Initially I thought it was just a one-off bad case of mixture with the cream-overloaded Italian dinner we had hours before, but the episode happened again in Austria earlier this year when a friend poured vodka and orange juice into my cup. Not even halfway through the cup, I started seeing black spots and broke out in cold sweat, and again....ended up befriending my new best friend the toilet bowl in successful attempts not to collapse in the middle of the crowd and kill the party mood. Said hello to my kebabs amidst the crazy vision that kept coming back when I stood up. Since then I concluded that it had to be the devil of a vodka that was in my cocktails in 2009, because I have no adverse reactions to wine, Baileys, Malibu or other random bits that I take in, with much skepticism. Partly also because I am small-framed, vodka gets in my system like the speed of light and makes me severely hypoglycaemic which explains why I break out in cold sweat and start passing out in the middle of very intellectual conversations...(rolls eyes).
Definitely something I will never, ever, EVER touch while on a date with anybody.

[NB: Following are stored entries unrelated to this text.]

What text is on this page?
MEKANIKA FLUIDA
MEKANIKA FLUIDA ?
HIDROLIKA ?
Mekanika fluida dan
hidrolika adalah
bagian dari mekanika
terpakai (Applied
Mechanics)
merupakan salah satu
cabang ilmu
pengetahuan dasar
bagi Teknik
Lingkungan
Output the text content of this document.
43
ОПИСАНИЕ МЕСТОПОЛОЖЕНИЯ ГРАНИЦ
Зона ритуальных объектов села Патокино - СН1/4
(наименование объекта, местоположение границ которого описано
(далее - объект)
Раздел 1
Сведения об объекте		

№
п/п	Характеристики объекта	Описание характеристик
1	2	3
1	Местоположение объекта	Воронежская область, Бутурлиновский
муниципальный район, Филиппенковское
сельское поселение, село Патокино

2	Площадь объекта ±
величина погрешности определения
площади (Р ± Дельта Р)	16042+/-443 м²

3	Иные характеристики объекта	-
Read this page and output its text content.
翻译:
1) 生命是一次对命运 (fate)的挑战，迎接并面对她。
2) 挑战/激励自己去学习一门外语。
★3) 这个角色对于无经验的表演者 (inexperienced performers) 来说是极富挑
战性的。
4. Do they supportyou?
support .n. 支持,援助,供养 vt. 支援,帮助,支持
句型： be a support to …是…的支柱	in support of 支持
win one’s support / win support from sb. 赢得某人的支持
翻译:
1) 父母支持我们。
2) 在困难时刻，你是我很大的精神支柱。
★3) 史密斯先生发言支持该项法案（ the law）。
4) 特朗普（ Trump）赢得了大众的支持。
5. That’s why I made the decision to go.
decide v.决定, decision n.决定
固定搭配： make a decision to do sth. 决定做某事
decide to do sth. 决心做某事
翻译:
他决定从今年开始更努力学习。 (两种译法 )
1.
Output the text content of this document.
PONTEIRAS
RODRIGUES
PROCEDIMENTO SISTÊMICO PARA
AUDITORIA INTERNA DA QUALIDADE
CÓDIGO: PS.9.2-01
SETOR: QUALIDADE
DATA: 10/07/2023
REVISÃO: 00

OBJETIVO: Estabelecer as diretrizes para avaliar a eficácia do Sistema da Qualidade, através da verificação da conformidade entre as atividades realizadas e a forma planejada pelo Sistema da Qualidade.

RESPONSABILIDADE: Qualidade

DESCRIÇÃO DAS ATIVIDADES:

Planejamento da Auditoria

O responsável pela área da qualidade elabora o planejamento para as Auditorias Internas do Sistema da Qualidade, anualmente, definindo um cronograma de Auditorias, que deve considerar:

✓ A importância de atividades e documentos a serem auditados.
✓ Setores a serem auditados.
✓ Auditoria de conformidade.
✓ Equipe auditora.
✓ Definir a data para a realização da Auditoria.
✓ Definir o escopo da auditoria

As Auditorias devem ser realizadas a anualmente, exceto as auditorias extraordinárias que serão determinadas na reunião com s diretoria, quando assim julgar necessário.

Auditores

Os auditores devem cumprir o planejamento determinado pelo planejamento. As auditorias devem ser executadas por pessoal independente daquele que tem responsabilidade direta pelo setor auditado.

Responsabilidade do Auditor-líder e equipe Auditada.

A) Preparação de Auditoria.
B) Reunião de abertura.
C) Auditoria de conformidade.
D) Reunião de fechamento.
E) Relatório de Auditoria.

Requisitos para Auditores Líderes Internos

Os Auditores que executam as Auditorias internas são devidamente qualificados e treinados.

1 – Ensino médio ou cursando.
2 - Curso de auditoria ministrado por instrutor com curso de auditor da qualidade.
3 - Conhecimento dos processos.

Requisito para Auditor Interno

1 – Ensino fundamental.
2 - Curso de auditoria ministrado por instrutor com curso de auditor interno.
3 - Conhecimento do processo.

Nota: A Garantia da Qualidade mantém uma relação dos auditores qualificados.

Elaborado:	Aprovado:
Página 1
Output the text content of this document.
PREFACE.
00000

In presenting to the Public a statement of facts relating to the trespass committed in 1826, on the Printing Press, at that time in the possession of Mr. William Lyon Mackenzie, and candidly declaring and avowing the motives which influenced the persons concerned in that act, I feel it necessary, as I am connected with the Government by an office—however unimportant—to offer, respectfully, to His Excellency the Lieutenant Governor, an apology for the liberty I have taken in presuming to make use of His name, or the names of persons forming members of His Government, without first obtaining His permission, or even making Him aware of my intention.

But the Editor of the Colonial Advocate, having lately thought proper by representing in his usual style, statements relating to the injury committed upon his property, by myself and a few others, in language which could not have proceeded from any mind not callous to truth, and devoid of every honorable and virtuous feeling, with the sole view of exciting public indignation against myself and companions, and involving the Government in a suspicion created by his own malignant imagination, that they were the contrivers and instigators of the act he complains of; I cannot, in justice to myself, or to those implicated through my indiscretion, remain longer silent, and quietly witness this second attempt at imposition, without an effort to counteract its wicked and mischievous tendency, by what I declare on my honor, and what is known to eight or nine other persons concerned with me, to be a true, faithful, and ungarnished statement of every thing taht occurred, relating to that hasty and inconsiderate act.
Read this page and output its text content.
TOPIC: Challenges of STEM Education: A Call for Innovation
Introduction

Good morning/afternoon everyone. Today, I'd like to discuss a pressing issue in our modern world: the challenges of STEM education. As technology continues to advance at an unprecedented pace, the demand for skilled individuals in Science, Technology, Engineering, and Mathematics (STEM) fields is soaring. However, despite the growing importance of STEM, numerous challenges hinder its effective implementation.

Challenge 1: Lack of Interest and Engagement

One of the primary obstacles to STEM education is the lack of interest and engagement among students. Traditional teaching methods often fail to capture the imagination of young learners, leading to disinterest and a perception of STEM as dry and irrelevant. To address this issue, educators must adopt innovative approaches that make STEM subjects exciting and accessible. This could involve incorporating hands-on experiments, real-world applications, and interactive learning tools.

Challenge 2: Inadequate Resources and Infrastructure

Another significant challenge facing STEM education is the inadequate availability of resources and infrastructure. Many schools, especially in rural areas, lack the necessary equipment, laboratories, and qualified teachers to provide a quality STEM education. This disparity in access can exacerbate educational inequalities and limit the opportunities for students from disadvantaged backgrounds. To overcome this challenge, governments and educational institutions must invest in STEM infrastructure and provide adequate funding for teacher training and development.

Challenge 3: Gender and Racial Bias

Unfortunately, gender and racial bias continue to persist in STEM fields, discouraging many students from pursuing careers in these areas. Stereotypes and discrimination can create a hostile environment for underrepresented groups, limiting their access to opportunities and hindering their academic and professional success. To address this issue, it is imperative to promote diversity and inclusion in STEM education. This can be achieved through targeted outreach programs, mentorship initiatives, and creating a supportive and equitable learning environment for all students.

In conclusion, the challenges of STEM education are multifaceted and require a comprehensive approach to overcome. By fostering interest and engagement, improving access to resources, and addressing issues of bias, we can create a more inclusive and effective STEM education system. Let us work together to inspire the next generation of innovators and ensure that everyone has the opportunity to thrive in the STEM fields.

Either way it's my choice to back off from any form of alcohol like the plague these days because I would rather befriend normal, walking, talking human beings than that bloody white porcelain again.
Doesn't mean I can't make good cocktails though, 2 years of working behind a bar has trained me well!
Doesn't mean I can't make good cocktails though, 2 years of working behind a bar has trained me well!
And so much for being half Kadazan!(If you're not already aware or if you are not from Malaysia, they're the natives of Sabah/the North Borneo Island who celebrate the culture of hard core drinking.) Every time I go home to my mum's hometown for traditional weddings I just get baffled by the concentrated, hard-liquor, liver-disintegrating home-made spirits that my relatives down like its cold water on a very hot day! Nope, not me. I inherited every bit of alcohol-intolerance from the Oriental side of my paps, where I am the victim of the Asian Flush, and the immediate hangover symptoms that most people only get the day after.
Anyway, the reason why I wrote this random post was because I read something on Wikipedia that finally put everything to sense. All this while I thought I was just a loser that couldn't handle a drink but now at least I know I'm a loser that can't handle a drink with sound, genetical reasons! (yes, fyi it does make a difference to my ego)
"Most people of East Asian descent have a mutation in their alcohol dehydrogenase gene that makes this enzyme unusually effective at converting ethanol to acetaldehyde, and about half of such people also have a form of acetaldehyde dehydrogenase that is less effective at converting acetaldehyde to acetic acid.[13] This combination causes them to suffer from alcohol flush reaction, in which acetaldehyde accumulates after drinking, leading to immediate and severe hangover symptoms. These people are therefore less likely to become alcoholics.[14][15] It is often said that hangovers grow worse as one ages; this is thought to be caused by declining supplies of alcohol dehydrogenase, the enzyme involved in metabolizing alcohol.[16]"
Also, good to know that I will most probably never become an alcoholic!